Judge Peter Beaumont, the Recorder of London, said that they should be punished for being prepared to train in Pakistan and then fight in Afghanistan against British soldiers.
He told them: “Each of you is British. You were born here, your families live here, you went to school and university here. You hold British passports. You live under the protection of its laws, which give you freedom of speech and religious observance. Yet each of you was prepared to break its laws. Why? Because in my judgment you were intoxicated by the extremist nature of the material that each of you collected, shared and discussed – the songs, the images and language of violent jihad.
“So carried away by that material were you that each of you crossed the line. That is exactly what the people that peddle this material want to achieve and exactly what you did.”
Iqbal, Zafar and Malik had been at the centre of a radical Islamic group at Bradford University. Police later found downloaded material said to be intended to encourage terrorism or martyrdom. Iqbal superimposed his own face and that of his friends on a poster of the nineteen hijackers behind the September 11 attacks and the four watched jihadi videos together.
Raja, now 19, had been introduced to the group by another 17-year-old student.
Andrew Edis, QC, for the prosecution, said: “Irfan Raja was not as firm in his purpose as he hoped he would be, and as the people in Bradford hoped he would be. He had hidden his purpose from his family, who were beside themselves with worry and fear when they found out what he had done. They are orthodox Muslims and do not subscribe to this extremist or radical strain of thought.”

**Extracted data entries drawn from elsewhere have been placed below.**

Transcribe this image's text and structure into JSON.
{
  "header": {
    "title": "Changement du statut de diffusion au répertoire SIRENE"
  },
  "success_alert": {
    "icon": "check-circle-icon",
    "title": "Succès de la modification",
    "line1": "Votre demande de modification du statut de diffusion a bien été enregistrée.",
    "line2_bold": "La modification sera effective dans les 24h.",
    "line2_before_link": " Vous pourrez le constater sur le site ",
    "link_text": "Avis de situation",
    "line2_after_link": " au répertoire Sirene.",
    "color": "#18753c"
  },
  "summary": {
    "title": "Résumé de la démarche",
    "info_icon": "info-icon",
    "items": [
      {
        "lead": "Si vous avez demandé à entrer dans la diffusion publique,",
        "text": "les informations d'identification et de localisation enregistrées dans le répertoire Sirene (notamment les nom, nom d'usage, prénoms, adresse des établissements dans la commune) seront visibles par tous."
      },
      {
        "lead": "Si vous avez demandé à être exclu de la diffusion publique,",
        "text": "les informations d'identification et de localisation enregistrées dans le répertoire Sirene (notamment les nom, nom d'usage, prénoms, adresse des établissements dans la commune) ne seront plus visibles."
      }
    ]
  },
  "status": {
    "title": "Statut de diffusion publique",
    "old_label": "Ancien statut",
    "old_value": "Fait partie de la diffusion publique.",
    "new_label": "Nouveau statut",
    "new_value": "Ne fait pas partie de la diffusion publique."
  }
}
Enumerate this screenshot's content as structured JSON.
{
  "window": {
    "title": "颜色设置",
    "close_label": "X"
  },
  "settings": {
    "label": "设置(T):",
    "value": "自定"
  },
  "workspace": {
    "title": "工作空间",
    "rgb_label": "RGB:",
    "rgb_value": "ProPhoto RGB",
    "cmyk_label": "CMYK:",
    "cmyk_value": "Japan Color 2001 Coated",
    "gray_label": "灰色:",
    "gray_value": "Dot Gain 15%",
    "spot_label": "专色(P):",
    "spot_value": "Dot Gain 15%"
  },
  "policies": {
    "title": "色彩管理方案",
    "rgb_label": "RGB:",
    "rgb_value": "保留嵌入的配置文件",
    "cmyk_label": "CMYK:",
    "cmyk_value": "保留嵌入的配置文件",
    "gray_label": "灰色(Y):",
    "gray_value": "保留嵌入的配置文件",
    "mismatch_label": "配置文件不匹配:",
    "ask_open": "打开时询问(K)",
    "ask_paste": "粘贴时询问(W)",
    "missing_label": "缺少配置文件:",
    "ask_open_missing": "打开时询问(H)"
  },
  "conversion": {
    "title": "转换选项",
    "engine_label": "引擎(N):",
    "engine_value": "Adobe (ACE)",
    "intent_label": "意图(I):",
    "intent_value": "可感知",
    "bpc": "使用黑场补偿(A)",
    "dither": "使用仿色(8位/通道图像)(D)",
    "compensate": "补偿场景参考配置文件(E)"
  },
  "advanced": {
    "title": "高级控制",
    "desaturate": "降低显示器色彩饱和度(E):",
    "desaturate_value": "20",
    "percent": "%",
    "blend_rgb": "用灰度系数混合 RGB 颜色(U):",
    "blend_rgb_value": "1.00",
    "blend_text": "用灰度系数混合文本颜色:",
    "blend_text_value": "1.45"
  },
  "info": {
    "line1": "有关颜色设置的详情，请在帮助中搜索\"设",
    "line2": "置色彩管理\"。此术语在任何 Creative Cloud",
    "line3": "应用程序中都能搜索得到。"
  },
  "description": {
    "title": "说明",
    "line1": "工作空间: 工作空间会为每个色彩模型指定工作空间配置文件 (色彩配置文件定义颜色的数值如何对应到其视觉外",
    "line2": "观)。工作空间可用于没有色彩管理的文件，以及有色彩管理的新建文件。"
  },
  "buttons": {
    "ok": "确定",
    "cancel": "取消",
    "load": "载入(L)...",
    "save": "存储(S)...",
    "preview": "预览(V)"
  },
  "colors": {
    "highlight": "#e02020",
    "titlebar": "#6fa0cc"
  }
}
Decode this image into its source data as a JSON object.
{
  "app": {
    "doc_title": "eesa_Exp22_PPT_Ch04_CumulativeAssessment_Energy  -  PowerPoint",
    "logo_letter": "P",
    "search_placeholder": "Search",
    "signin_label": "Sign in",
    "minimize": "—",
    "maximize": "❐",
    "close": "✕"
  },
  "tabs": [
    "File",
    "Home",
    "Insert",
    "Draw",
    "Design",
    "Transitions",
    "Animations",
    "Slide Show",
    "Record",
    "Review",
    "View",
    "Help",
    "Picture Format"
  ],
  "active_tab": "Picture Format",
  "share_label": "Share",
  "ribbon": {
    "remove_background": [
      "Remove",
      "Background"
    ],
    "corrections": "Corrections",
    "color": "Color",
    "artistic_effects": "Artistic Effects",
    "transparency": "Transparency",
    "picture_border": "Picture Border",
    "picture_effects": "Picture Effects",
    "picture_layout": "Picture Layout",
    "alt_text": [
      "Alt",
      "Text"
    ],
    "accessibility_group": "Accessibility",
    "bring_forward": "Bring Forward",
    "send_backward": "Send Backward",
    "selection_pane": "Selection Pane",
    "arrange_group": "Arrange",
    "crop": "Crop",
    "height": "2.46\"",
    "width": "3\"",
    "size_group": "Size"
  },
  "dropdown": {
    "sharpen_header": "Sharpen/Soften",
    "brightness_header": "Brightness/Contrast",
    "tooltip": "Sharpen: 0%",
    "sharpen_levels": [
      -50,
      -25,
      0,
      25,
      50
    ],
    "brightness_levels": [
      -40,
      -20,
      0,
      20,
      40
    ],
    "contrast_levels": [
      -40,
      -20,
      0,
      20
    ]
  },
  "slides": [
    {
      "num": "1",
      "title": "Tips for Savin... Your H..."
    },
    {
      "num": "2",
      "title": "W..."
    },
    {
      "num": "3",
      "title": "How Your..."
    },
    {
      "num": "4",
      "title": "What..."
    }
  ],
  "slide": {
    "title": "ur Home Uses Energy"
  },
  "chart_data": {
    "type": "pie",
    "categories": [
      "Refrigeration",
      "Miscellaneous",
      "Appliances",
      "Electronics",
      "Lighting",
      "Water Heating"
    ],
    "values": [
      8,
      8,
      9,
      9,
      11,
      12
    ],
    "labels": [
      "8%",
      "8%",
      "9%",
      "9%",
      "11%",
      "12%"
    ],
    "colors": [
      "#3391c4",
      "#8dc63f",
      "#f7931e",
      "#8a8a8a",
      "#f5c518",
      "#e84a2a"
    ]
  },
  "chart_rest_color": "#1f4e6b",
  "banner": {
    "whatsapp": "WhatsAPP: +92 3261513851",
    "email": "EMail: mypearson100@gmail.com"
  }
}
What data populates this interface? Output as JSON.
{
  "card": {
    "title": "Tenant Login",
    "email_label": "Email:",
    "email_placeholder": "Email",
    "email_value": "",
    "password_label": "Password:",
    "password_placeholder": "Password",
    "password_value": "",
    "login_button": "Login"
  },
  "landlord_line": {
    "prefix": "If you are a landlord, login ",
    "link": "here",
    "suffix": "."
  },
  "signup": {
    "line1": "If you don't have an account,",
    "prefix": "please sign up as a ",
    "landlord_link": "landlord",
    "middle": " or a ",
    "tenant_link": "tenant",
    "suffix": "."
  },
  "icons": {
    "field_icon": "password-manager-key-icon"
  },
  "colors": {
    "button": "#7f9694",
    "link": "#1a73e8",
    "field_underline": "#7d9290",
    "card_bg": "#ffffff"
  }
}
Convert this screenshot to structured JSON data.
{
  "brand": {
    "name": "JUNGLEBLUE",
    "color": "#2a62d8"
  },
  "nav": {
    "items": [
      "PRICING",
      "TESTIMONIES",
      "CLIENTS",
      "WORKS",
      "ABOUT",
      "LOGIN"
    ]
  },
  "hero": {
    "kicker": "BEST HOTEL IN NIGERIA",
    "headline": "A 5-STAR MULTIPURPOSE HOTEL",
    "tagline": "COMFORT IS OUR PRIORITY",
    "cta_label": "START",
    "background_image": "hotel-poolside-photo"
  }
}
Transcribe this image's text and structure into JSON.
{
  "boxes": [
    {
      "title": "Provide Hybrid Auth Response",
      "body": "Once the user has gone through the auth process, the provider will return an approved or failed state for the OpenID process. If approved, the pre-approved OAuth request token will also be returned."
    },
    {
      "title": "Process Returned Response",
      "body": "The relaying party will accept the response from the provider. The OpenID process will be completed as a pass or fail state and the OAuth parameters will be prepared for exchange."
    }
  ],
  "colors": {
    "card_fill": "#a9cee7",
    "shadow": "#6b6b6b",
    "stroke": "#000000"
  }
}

Mr Edis said that much of the propaganda venerated suicide as a weapon of war. They were the same views put forward by Osama bin Laden and al-Qaeda, representing a call to arms to young men to give their lives to rid Muslim lands of “unbelievers”.
The material included a US military guide to terrorism that gave instructions on how to make explosive devices and a suicide-bombing manual.
Malik had chat-room conversations with a cousin who was later arrested in Syria as a suspected terrorist. The cousin told him to have a cover story, such as attendance at a family wedding, when going to Pakistan to train.
Deputy Assistant Commissioner Peter Clarke, head of the Scotland Yard Counter Terrorism Command, said: “This was not an adolescent fantasy. These five young men had decided to become active jihadists and to seek training at camps in Pakistan or Afghanistan. It is clear that these men were intent on committing terrorism overseas. The extremist material they all possessed was designed to assist them in that purpose, but their efforts were frustrated by police action at an early stage.”